Footage - Magazin für Fußball und Popkultur



06.02.2012 02:47:34

Importierte Diktatoren

Die footage-Ligakolumne - 26. Spieltag

Ich arbeitete einmal sehr kurz für eine Firma, deren Chef, ein halbprominenter österreichischer Nachrichtenmogul, der Einzige war, der quasi per Dekret autorisiert war, seine Macht in Form extrovertiert maskuliner Aura nach Außen zu tragen. Das tat er mit Vorliebe im Übertragenen, und womöglich auch im buchstäblichen Sinn. Der Chef versteckte seine phasenweise haarsträubende Inkompetenz hinter einer brüchigen Maske aus Wiener Pseudo-Charme und dominanter Gutsherren-Mentalität.

Die Dominanz des Chefs führte zwangsläufig dazu, dass sämtliche Mitarbeiter der mittleren Kader stromlinienförmige Lurche mit in der Szene berüchtigten uniformen Corporate-Frisuren waren.
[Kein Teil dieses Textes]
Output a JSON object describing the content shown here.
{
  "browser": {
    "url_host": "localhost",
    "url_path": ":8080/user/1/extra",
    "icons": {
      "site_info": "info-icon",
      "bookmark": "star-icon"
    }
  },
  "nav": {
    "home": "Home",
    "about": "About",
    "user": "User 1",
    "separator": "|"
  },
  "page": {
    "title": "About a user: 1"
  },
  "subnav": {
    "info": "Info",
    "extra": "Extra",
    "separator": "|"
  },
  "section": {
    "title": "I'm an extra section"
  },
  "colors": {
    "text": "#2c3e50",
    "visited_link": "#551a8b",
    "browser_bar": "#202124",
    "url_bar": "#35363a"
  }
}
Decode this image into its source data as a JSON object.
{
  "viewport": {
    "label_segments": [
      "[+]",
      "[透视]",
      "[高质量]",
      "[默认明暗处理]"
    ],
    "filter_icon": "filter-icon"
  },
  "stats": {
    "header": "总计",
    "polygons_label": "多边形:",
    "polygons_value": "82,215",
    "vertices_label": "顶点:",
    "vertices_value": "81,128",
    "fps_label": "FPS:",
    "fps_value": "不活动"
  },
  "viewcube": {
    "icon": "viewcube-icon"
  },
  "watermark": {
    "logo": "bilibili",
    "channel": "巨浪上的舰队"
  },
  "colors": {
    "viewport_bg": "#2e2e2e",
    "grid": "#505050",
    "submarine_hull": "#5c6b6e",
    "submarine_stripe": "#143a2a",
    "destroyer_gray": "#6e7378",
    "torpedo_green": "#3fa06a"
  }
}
Ich kündigte am Ende des zweiten Tages.

Jeder der schon mal ein Arbeitsverhältnis gekündigt hat, weiß, wie befreiend und euphorisierend das sein kann. Leider gibt es aber auch Verhältnisse, die nicht so leicht kündbar sind wie ein Job. Ich spreche von den Leidenschaftlichen.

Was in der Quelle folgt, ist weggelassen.